By comparing volcanic activity on the moon and Mercury to Mars, Earth and Venus, Byrne says, we can start to set some guidelines for how volcanic activity changes on rocky planets over time. And these guidelines can help us focus on planetary systems that may be more likely to contain planets similar to ours.

“So if you were to look for lava – for volcanism – on planets that are about the same age as Earth per this analysis, the smaller ones like Mercury and the moon are bad places to look,” Byrne says.

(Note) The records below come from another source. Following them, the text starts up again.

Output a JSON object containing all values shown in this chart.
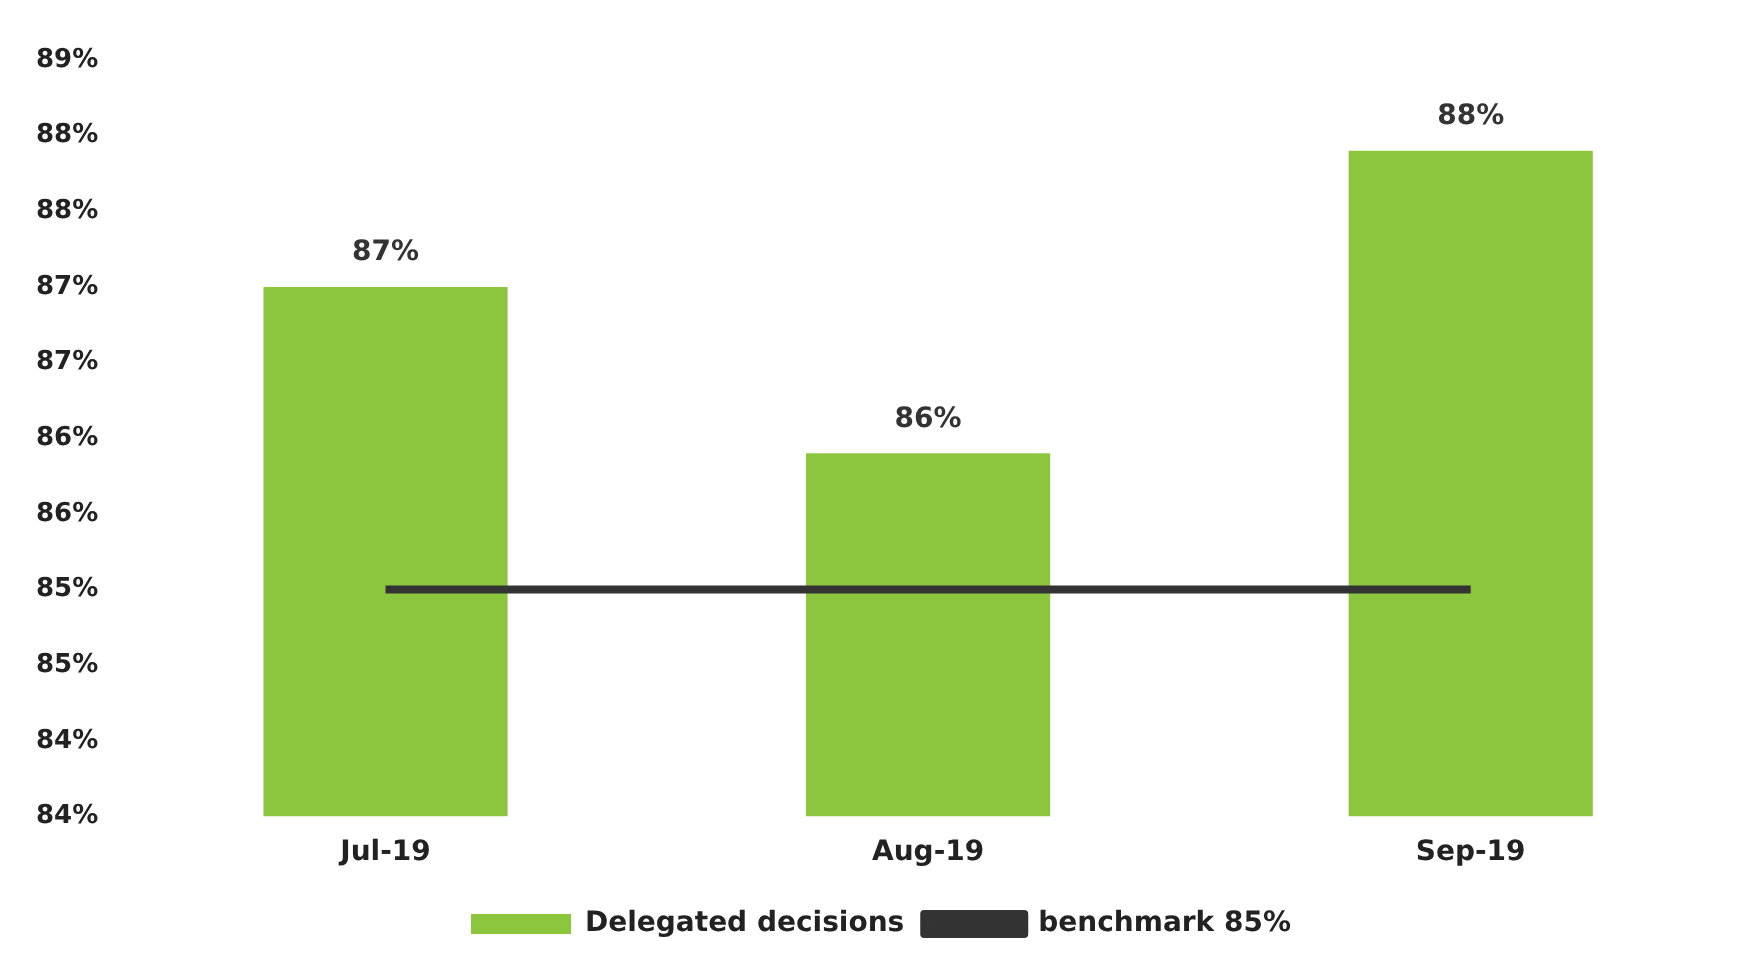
{
  "chart_data": {
    "type": "bar",
    "categories": [
      "Jul-19",
      "Aug-19",
      "Sep-19"
    ],
    "series": [
      {
        "name": "Delegated decisions",
        "color": "#8cc63f",
        "values": [
          87.0,
          85.9,
          87.9
        ],
        "value_labels": [
          "87%",
          "86%",
          "88%"
        ]
      },
      {
        "name": "benchmark 85%",
        "type": "line",
        "color": "#333333",
        "values": [
          85,
          85,
          85
        ]
      }
    ],
    "ylim": [
      83.5,
      88.5
    ],
    "yticks": [
      {
        "value": 83.5,
        "label": "84%"
      },
      {
        "value": 84,
        "label": "84%"
      },
      {
        "value": 84.5,
        "label": "85%"
      },
      {
        "value": 85,
        "label": "85%"
      },
      {
        "value": 85.5,
        "label": "86%"
      },
      {
        "value": 86,
        "label": "86%"
      },
      {
        "value": 86.5,
        "label": "87%"
      },
      {
        "value": 87,
        "label": "87%"
      },
      {
        "value": 87.5,
        "label": "88%"
      },
      {
        "value": 88,
        "label": "88%"
      },
      {
        "value": 88.5,
        "label": "89%"
      }
    ],
    "grid": false,
    "legend": "bottom",
    "marker": "none",
    "line_style": "solid"
  }
}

“It might seem kind of obvious that the bigger you are, the longer you have lava, but other comparative analyses have shown that there’s no one straightforward equation that says if a planet is a certain size it has lava for a certain time period. It’s not that easy. But if you’re looking for lava specifically due to radioactive decay on rocky planets – which is what you would look for if you wanted to find something Earth-like – you can still make some broad generalizations. You either look for young planetary systems or you look for the bigger planets in older systems.”